Le Conseil d'Etat a enjoint le 18 mai l'Etat de cesser «sans délai» d'utiliser des drones à Paris pour surveiller le respect des règles du déconfinement, en raison de l'absence de cadre juridique pour l'utilisation de ces dispositifs techniques.
Pour la plus haute juridiction administrative, l'usage de ces drones, dans ces conditions, «caractérise une atteinte grave et manifestement illégale au droit au respect de la vie privée». Le Conseil d'Etat met en avant les «risques d’un usage contraire aux règles de protection des données personnelles».
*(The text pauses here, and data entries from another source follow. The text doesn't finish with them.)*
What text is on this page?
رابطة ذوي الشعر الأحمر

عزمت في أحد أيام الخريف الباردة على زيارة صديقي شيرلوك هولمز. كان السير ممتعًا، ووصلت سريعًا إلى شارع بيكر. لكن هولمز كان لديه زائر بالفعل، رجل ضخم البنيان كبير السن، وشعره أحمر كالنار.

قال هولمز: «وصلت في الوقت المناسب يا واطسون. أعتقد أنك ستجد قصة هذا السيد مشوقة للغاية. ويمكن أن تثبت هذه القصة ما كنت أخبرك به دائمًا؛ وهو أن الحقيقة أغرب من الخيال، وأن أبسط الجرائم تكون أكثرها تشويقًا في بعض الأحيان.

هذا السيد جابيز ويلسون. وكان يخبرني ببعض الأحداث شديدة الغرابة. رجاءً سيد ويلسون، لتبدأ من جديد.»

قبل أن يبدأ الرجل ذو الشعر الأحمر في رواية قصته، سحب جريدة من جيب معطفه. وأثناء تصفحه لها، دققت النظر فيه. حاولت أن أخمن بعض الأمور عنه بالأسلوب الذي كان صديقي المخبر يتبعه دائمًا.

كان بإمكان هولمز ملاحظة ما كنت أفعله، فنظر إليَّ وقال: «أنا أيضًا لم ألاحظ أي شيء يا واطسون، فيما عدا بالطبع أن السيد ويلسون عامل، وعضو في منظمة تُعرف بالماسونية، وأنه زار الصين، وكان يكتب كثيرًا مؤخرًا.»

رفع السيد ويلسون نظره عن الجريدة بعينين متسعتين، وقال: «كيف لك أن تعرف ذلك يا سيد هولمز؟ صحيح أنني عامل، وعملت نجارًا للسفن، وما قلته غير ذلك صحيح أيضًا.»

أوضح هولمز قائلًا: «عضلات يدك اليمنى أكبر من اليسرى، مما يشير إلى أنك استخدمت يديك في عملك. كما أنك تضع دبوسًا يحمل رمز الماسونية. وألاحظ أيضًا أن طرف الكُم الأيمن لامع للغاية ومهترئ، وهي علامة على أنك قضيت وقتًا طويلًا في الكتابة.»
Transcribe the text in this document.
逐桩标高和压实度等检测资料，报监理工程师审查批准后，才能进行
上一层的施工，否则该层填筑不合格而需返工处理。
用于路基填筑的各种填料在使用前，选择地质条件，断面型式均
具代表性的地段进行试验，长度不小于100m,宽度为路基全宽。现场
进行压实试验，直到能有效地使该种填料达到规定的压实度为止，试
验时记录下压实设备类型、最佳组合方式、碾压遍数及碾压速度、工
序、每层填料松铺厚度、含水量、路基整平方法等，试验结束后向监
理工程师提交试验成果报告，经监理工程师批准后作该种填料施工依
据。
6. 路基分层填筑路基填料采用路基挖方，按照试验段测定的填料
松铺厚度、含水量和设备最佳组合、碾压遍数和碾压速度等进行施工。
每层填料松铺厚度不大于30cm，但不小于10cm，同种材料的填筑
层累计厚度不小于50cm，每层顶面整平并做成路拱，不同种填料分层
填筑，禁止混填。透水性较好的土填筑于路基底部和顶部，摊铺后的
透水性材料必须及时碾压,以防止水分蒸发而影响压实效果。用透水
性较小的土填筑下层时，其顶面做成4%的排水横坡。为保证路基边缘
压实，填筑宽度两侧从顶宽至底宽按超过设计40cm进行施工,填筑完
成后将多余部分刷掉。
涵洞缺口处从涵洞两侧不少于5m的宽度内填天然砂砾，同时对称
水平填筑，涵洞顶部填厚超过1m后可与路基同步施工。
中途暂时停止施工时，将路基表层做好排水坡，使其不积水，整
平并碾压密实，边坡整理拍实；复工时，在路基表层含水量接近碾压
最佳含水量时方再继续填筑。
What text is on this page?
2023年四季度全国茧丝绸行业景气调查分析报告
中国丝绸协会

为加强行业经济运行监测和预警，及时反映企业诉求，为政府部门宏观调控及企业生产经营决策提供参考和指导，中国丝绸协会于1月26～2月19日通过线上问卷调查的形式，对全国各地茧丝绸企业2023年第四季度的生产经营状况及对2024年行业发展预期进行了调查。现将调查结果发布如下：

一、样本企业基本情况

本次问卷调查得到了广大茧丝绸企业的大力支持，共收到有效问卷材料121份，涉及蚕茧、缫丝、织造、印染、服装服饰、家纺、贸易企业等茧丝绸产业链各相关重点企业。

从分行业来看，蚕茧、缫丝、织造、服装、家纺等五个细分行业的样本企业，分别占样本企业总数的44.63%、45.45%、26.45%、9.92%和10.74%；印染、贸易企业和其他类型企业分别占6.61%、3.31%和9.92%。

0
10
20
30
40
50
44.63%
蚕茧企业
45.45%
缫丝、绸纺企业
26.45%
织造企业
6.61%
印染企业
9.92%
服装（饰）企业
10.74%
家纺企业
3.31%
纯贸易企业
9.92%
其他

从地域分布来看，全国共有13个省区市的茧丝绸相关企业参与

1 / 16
Le Conseil d'Etat était saisi d'un recours de la Ligue des droits de l'Homme (LDH) et de la Quadrature du Net.
Au cours de l'audience le 15 mai, il a beaucoup été question de la possibilité d'identifier les personnes filmées sur la voie publique.
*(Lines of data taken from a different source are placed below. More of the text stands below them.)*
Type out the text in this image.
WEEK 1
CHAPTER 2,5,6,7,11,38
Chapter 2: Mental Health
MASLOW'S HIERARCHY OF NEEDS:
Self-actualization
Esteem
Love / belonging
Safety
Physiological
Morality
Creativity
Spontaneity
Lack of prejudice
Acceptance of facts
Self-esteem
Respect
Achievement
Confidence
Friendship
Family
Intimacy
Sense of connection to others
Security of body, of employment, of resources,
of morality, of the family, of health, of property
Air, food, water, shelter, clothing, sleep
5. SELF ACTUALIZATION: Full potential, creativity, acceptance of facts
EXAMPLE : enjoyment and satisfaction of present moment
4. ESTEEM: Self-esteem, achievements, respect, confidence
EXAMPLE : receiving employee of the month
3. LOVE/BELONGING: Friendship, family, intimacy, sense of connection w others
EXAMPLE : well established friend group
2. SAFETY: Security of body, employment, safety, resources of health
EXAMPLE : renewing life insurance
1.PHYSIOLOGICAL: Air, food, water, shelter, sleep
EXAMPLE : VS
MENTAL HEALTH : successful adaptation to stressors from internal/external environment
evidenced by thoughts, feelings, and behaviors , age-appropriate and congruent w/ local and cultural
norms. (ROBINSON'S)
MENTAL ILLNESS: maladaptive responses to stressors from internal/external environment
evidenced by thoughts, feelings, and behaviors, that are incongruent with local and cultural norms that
Pour le ministère de l'Intérieur et la Préfecture de police de Paris, cette identification n'est pas l'objectif visé avec l'usage de ces appareils : les drones permettraient de repérer des rassemblements interdits afin de déployer des forces de l'ordre pour disperser les personnes regroupées.
Le juge administratif n'a pas remis cet élément en question mais a pris sa décision sur la base de la capacité d'identifier les personnes et donc du risque de mésusage.
Afin de pouvoir utiliser ces drones en toute légalité, il faudra soit un arrêté pour encadrer leur usage, pris après avis de la Commission nationale de l'informatique et des libertés (CNIL), soit doter les appareils utilisés par la Préfecture de police de Paris de dispositifs techniques rendant impossible l'identification des personnes filmées.
L'avocat de la LDH Patrice Spinosi a salué «la volonté du Conseil d'Etat de marquer son attachement aux libertés fondamentales» et a ensuite expliqué qu'«il n'y [avait] aucune raison de penser que cette décision n'ait pas vocation à s'appliquer sur l'ensemble du territoire français», soulignant qu'aucun cadre juridique n'existe pour l'utilisation de ces drones.